The Villa is set inside a beautiful park that is often compared to New York’s Central Park. The day that we visited was a holiday and it was filled with families enjoying the beautiful day. We bought some sandwiches from a vendor by the zoo (not recommended!) and ate them on a park bench (recommended!), watching people walking, riding bicycles, 4 wheeled buggies, and lots of other vehicles.
Day 4 – St. Peter’s Basilica and the giant white building
We returned to the Vatican in the morning to visit St. Peter’s Basilica. There was literally no one in line. And when we entered, we saw that there were few visitors. I estimate 100 people – in the world’s largest church. My hope was to see Michelangelo’s Pietà in relative peace. When I had seen it before, there were crowds of people waiting their turn for a few minutes viewing time. This day, it was just me and the Pietà. Magical!
Since my first visit to Rome, I’m been wondering about the giant white building with huge sculptures on top. What is it??? Actually, it goes by several names: “Victor Emmanuel II National Monument”, “Altar of the Fatherland” and “Vittoriano” – but many people just call it the “Wedding Cake”.

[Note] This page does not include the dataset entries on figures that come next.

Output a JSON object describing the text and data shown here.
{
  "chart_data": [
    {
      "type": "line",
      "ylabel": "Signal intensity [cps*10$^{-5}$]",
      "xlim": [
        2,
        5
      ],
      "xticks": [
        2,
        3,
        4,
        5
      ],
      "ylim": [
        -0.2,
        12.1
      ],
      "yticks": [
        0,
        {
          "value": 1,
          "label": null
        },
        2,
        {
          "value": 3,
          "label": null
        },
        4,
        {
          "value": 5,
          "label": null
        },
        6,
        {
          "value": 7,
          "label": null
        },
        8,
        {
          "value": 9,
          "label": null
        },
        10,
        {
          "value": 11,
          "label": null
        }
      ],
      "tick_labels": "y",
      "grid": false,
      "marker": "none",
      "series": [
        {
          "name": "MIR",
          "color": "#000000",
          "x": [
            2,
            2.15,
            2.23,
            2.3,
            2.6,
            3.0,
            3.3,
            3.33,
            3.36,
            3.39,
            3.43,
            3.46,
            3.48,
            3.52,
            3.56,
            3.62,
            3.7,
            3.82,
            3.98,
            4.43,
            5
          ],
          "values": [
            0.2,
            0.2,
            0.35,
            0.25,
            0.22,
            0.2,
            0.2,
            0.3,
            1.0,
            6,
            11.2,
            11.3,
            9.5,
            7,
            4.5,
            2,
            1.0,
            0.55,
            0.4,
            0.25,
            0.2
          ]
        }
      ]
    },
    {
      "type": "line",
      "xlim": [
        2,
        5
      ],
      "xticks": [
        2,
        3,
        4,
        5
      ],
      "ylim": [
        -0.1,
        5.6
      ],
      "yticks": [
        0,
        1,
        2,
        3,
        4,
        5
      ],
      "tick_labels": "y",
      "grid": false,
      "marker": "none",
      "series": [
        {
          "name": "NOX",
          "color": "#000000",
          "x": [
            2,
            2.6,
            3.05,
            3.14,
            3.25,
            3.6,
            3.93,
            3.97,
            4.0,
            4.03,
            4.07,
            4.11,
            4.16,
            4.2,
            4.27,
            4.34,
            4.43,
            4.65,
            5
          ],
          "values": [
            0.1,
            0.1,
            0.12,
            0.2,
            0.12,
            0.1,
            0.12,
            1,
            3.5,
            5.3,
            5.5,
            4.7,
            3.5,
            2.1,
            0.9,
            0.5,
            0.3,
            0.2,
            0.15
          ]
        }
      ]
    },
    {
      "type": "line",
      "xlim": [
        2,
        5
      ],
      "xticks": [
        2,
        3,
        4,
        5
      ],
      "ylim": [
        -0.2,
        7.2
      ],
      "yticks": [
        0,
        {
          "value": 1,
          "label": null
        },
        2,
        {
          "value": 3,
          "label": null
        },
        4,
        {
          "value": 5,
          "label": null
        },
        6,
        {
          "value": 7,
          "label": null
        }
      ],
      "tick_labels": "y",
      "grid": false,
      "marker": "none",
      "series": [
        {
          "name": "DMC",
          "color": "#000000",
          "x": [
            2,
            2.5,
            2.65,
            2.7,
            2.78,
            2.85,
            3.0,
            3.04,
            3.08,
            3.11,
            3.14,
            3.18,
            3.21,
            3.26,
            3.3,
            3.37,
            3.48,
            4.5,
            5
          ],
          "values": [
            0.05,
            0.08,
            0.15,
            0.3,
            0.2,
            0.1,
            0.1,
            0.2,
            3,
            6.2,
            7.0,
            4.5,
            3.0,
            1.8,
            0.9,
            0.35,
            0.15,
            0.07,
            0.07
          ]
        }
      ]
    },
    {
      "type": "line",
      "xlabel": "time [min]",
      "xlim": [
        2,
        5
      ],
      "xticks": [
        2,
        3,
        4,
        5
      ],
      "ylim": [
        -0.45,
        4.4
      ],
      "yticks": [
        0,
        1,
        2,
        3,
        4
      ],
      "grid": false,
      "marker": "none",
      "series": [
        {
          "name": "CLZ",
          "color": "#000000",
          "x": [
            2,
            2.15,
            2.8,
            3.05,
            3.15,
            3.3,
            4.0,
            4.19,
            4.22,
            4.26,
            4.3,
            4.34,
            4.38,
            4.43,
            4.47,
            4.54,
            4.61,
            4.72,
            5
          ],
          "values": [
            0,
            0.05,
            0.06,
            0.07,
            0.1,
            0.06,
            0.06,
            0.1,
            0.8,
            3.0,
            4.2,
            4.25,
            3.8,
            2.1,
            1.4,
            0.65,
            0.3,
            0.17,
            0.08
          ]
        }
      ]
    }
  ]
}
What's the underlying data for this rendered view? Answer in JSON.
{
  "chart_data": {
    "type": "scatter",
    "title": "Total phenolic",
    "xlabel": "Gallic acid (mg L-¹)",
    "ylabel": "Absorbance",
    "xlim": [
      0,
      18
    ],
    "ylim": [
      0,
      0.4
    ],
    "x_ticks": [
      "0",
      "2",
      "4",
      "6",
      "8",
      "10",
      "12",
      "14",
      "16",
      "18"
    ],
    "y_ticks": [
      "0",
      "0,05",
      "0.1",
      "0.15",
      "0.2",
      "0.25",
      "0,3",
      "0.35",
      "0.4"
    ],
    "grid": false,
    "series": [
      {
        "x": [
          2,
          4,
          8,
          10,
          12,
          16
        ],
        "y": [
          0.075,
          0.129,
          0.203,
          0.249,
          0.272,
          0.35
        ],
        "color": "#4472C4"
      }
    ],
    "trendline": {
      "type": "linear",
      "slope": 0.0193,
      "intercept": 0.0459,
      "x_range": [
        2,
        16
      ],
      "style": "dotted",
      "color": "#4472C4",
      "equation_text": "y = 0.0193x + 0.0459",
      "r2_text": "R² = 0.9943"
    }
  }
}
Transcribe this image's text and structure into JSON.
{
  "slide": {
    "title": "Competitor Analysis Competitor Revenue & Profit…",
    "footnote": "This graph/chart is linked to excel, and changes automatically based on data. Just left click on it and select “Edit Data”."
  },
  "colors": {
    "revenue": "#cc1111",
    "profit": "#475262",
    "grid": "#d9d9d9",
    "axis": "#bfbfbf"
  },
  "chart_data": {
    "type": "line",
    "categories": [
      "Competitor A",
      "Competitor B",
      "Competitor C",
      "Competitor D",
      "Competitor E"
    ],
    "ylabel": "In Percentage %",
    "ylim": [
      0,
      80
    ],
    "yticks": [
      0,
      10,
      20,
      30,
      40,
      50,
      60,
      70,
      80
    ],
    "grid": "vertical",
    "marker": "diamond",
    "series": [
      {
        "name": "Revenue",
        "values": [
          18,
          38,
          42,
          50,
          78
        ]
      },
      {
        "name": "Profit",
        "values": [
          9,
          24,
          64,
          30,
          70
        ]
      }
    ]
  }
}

Victor Emmanuel II was the first king of the unified Italy in 1861. The building is intended to commemorate him. There is a HUGE statue of a horseman in the center of the building that represents him. It also has a collection of museums relating to the unification, the Italian language and recent military history, the altar of the fatherland and the tomb of the unknown soldier. There is a viewing platform near the top that is accessible by an elevator, AFTER walking up about a million steps. The view of ancient Rome (Coliseum, Forum, Circus Maximus (race course)) was spectacular.
Mostly everything about this monument is huge. Many Italians do not like the monument because it is too big, doesn’t fit into the architecture of the rest of Rome and many historically important buildings were destroyed to build in.
Piazza Navona – every day!
The last evening of our first visit to Rome in 2014, we were looking for a place to eat dinner and wandered into Piazza Navona. We were pleasantly surprised to find this gorgeous and huge piazza. We got a table on the piazza, ate a lovely dinner, and enjoyed looking at the beauty of the piazza, the people and the street performers. It set the standard for wonderful experiences for our last evening of our vacations to Italy. I don’t think that any others quite were up to this level.
Since hotels were plentiful and inexpensive for this trip, we decided to stay near Piazza Navona. I selected a Bed & Breakfast that ended up to be right around the corner from the piazza. We paid €68 for our room that normally costs up to €268 per night. The room was small but nice. The location was fantastic! The entry to the B&B was part of a Roman ruin and our curiosity grew. We found the entrance and learned about the history of the Piazza – it was a stadium that held races during the Roman times. We enjoyed visiting the Piazza during different times of the day and enjoyed two dinners and some gelato there. And yes, that it yet another ancient Egyptian obelisk in the piazza.
We also discovered a neighborhood market. I loved the the fruits and vegies, especially the Roman artichokes – a local specialty. They even had a statue of Darth Vader???
The more I see of Rome, the more I realize that I have so much more to see.